PHASE 2: PROJECT PLANNING
Phase 2 of the project began six months after initial launch. The original conversational experience was to be extended with additional FAQs to support a wider range of user requirements.
During the first phase of the project I encountered challenges with stakeholder engagement and communications. I had several stakeholder contacts, but when I emailed the group no-one would take ownership to reply.
I applied these learnings to my approach for Phase 2 by scheduling weekly check-ins and creating Slack channels for smoother comms.
I also provided more transparency of the project progress with a working timeline, Trello board and shared Google Drive.
PHASE 2: DESIGN & DEVELOPMENT
The client wanted to add significantly more content to the FAQ chatbot and voicebots. This wasn't ideal as the NLU was already somewhat fragile, and we'd had issues with confusability of similar FAQs during Phase 1. Unfortunately neither I nor the tech team had been engaged for input during the sales process so we had to do the best we could.
I first cross-checked the new FAQs against the original content to identify any duplication. I rephrased most of the content, removing unnecessary clarifications and adding relevant follow-up questions or suggesting email content to the user.
To add complexity to the build, we had to call out to our "Pro" platform to handle some intents where there was particular confusability. For example, some intents required disambiguation to determine which FAQ the user should hear (i.e. application for course vs. scholarship, email address for website vs. ATAR portal, etc).
Furthermore, Amazon Alexa has a limit of approximately 50 one-shot phrases, so we had to priorituse which intents could be invoked via one-shot (as we ultimately had close to 120 intents).
I also reviewed the analytics data from the initial launch and we used these findings to make additional improvements. I added several floating intents to handle requests such "are you a bot”, “speak to a human/real person", "how do I contact you", etc, which weren’t catered for initially.
Throughout the content review and design I engaged with the TalkVia tech team for feedback and held client walkthroughs. I also worked closely with an agent from the client's contact centre team who provided me with expert guidance on content and potential training phrases.

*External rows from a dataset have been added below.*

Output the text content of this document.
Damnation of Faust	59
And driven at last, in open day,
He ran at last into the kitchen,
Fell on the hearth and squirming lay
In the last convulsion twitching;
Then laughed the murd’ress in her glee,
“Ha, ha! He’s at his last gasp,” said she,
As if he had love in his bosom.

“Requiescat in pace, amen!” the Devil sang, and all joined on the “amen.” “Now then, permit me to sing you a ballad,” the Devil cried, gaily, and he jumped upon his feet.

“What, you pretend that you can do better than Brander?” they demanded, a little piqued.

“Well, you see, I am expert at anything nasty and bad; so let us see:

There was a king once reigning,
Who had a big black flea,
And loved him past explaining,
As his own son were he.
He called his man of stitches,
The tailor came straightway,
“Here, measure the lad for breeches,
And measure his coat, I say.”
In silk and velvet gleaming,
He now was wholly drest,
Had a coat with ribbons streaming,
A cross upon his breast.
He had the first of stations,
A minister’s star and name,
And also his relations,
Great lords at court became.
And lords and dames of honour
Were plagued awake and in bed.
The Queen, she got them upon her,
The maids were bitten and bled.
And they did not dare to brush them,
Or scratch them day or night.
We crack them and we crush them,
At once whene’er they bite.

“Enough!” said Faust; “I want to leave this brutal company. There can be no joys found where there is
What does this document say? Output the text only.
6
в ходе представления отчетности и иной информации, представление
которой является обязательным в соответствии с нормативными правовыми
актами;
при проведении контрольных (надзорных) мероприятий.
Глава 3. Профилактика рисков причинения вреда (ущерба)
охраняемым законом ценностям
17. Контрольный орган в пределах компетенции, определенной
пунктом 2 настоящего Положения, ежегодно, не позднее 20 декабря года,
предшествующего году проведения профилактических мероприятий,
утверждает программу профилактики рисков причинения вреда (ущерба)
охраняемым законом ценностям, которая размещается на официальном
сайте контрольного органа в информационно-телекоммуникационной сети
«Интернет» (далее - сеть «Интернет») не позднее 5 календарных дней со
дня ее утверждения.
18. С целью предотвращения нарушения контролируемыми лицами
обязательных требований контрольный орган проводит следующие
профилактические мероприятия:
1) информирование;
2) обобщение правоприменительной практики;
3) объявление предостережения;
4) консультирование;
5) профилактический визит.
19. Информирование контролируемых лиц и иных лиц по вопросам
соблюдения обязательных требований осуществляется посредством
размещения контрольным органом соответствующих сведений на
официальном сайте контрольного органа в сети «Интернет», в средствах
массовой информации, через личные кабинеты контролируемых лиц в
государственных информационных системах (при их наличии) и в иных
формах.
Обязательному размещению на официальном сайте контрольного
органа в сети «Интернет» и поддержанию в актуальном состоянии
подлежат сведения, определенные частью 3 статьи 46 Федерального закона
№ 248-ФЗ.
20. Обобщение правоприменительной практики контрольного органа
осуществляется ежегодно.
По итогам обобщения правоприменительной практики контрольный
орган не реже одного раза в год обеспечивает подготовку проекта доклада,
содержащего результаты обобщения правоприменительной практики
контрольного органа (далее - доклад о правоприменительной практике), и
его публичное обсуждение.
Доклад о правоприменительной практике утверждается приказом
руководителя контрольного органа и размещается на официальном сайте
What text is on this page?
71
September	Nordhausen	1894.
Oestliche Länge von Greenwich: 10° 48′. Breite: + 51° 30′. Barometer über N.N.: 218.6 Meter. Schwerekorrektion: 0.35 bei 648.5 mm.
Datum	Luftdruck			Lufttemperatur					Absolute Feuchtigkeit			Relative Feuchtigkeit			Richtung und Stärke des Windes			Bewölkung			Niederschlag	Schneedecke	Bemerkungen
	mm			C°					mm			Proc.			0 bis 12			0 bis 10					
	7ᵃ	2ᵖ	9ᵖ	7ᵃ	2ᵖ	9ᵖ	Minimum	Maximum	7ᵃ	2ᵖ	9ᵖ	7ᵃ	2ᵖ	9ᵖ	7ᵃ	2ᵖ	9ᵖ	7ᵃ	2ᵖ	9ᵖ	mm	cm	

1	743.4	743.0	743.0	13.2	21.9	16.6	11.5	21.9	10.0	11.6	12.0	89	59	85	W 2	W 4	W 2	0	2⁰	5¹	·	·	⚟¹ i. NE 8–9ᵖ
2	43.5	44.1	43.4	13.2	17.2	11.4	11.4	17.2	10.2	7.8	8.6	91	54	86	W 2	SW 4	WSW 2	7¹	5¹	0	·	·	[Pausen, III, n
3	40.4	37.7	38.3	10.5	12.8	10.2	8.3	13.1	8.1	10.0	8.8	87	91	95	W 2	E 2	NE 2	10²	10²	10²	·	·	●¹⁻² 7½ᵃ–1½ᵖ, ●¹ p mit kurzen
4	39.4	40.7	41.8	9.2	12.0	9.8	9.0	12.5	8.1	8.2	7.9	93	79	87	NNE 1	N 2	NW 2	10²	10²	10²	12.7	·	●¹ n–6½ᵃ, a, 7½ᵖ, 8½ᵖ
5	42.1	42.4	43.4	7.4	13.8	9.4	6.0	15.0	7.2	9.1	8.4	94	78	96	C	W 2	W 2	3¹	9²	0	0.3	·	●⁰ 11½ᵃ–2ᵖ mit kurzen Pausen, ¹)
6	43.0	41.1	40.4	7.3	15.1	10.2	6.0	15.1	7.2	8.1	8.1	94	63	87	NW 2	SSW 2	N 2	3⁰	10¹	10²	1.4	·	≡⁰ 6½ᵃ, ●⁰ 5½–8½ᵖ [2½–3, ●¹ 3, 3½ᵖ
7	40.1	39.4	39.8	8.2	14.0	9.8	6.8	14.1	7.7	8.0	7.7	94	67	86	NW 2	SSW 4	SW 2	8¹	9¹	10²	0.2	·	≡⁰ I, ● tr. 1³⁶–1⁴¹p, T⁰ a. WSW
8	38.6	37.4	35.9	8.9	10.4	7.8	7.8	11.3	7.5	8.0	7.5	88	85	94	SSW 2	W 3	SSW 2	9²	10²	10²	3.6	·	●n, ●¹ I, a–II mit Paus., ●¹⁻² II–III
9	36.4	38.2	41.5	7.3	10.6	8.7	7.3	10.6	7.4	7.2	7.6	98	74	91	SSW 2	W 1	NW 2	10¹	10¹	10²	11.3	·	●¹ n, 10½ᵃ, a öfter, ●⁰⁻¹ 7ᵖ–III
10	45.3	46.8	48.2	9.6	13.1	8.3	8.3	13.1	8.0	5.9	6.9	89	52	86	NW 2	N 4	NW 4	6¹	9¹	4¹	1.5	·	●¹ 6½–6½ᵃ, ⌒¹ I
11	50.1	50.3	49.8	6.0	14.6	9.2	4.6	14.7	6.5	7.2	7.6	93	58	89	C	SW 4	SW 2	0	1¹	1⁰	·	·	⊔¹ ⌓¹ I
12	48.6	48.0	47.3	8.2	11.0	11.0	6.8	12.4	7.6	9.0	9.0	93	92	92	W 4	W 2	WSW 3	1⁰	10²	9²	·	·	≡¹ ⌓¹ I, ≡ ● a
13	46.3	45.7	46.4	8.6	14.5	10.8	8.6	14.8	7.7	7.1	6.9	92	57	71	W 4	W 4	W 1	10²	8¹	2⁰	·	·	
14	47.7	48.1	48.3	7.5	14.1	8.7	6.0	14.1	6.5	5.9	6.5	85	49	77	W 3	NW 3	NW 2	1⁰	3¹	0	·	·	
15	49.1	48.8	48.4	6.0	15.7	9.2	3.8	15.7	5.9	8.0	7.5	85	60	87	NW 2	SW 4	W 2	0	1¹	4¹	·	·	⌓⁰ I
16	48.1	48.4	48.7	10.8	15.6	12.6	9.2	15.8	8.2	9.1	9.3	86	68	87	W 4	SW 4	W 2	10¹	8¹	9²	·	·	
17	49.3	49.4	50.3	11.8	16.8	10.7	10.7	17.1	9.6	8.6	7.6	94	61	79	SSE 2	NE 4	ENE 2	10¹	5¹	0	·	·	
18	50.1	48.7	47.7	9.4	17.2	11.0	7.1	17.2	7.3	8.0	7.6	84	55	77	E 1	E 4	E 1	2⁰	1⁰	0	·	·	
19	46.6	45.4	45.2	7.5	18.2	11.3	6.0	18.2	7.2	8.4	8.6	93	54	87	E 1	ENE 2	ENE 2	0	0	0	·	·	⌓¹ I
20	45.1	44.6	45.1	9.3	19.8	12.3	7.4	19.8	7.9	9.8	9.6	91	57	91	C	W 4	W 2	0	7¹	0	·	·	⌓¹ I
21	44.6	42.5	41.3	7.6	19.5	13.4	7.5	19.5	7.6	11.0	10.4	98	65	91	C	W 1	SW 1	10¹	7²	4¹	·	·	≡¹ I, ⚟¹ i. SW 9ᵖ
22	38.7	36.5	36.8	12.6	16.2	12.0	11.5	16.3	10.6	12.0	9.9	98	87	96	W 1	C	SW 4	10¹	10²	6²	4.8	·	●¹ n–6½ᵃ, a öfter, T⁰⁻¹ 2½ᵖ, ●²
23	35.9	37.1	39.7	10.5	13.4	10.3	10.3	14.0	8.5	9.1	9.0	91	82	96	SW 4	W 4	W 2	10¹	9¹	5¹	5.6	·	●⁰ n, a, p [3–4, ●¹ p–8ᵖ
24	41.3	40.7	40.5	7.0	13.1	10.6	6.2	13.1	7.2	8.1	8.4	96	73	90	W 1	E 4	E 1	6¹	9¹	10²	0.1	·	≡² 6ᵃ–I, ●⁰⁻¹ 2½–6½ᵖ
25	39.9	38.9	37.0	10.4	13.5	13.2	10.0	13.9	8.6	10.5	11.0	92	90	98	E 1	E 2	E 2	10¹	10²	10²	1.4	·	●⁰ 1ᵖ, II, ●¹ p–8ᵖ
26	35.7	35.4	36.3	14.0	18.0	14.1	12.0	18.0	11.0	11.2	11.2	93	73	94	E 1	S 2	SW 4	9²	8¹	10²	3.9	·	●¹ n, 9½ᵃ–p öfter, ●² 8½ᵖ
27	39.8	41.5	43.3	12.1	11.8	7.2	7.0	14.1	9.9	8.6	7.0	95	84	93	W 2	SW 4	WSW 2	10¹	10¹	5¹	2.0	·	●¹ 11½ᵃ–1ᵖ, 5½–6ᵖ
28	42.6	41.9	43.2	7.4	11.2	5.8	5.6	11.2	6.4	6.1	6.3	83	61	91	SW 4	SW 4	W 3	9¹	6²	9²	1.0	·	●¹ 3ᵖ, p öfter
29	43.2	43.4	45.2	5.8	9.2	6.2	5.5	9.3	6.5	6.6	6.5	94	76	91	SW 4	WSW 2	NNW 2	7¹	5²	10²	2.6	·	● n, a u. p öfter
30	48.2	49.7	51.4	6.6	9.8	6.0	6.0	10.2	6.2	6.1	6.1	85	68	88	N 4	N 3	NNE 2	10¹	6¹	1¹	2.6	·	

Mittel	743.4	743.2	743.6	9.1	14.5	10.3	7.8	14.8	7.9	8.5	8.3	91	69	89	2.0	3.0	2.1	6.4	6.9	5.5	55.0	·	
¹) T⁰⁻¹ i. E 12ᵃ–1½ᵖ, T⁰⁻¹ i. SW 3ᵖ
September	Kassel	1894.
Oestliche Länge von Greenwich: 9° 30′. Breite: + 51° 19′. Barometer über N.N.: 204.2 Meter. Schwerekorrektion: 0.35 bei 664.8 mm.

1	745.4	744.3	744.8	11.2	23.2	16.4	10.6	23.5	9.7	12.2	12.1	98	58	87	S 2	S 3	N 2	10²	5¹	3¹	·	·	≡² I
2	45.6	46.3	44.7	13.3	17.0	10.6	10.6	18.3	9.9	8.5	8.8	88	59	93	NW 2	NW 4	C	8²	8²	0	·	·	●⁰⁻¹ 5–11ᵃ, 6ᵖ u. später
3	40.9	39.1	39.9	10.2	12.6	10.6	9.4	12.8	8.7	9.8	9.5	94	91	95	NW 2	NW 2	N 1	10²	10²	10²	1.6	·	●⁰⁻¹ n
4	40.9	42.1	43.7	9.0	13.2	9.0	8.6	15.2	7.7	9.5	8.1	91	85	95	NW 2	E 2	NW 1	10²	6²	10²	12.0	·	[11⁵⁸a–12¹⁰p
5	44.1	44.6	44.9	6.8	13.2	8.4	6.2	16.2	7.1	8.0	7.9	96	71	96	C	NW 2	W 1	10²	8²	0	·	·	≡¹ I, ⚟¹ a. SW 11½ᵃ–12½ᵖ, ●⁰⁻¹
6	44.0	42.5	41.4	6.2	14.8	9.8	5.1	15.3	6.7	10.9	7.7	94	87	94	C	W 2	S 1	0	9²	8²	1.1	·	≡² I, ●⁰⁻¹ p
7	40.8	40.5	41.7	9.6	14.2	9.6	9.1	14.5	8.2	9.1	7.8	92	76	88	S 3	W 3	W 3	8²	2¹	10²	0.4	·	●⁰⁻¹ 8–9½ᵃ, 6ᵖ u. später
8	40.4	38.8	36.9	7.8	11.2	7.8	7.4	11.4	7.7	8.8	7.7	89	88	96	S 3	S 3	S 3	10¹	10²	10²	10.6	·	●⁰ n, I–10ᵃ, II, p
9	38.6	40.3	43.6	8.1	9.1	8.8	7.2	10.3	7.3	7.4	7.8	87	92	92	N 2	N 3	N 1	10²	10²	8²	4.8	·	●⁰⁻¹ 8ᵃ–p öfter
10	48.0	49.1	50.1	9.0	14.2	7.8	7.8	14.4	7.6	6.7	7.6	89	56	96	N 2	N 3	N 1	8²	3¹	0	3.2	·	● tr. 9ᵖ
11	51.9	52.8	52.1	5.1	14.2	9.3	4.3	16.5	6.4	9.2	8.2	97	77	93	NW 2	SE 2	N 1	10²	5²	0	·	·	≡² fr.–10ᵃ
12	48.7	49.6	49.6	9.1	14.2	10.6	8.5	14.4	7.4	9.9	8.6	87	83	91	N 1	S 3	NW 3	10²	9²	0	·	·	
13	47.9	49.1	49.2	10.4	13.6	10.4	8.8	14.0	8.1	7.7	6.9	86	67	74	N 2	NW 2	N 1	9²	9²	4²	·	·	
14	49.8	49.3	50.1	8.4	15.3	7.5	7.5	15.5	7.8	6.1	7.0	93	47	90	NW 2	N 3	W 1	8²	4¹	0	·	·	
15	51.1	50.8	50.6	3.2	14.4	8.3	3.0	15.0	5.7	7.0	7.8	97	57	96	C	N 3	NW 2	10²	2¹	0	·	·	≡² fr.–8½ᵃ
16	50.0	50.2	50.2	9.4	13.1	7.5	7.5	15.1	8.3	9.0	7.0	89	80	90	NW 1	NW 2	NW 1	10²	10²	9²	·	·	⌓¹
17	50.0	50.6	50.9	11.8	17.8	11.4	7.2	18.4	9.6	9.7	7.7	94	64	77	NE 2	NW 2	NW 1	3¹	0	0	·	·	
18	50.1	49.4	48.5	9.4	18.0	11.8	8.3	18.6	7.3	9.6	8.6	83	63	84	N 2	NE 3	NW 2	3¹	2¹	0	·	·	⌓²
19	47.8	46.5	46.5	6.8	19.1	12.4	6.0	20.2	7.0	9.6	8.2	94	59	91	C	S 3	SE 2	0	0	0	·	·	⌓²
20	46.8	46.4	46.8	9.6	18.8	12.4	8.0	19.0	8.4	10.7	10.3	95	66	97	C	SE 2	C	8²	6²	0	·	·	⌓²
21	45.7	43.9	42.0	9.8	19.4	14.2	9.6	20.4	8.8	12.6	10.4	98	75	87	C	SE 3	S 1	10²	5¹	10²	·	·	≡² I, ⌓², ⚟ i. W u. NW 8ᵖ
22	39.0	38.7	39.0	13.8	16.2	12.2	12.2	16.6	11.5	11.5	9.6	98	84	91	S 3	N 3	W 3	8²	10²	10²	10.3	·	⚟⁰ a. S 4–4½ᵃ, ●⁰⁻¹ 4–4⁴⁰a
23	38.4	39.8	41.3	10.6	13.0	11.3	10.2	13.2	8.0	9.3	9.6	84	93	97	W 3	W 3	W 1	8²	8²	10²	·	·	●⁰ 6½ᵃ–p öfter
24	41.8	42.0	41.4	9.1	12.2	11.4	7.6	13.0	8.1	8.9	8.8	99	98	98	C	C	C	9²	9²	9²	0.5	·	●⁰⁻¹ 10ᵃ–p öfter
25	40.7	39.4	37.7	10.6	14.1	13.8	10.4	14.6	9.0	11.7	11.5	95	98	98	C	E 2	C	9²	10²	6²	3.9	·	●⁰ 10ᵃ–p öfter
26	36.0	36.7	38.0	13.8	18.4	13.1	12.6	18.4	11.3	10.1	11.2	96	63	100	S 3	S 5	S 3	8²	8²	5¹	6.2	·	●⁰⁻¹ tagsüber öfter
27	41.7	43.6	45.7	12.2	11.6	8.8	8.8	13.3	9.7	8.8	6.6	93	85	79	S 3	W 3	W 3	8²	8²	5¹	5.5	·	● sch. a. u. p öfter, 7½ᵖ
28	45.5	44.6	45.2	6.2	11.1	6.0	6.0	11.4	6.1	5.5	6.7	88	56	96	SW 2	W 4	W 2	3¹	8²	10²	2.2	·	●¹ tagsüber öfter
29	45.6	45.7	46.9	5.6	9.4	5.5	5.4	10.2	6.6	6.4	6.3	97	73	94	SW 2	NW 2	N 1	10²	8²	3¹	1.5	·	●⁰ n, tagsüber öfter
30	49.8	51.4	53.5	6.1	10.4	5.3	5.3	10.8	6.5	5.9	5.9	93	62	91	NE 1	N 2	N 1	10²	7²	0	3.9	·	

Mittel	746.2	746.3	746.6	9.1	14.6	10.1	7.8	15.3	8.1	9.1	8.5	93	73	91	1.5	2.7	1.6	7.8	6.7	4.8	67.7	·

PHASE 2: TESTING & VALIDATION
The core build work took only 2-3 weeks so we were able to commence our internal QA from week 6–first on the chatbot, then the Google Action, and finally on the Amazon Alexa skil (which happened to be where we had most recognition issues).
The QA effort was significant–taking close to 2.5 weeks–before we could hand over to the client for their extensive UAT. The client UAT process was also drawn out significantly longer than expected due to resourcing and conflicting client responsibilities, but the updated apps were finally submitted to and approved for certification on both the Amazon Alexa and Actions on Google platforms.
PHASE 2: CONCLUSION
As I was writing up this case study, QTAC again engaged the TalkVia team for further enhancements to their chatbot and voice apps, with a view to a potentially much larger scale project with their contact centre and IVR connectivity.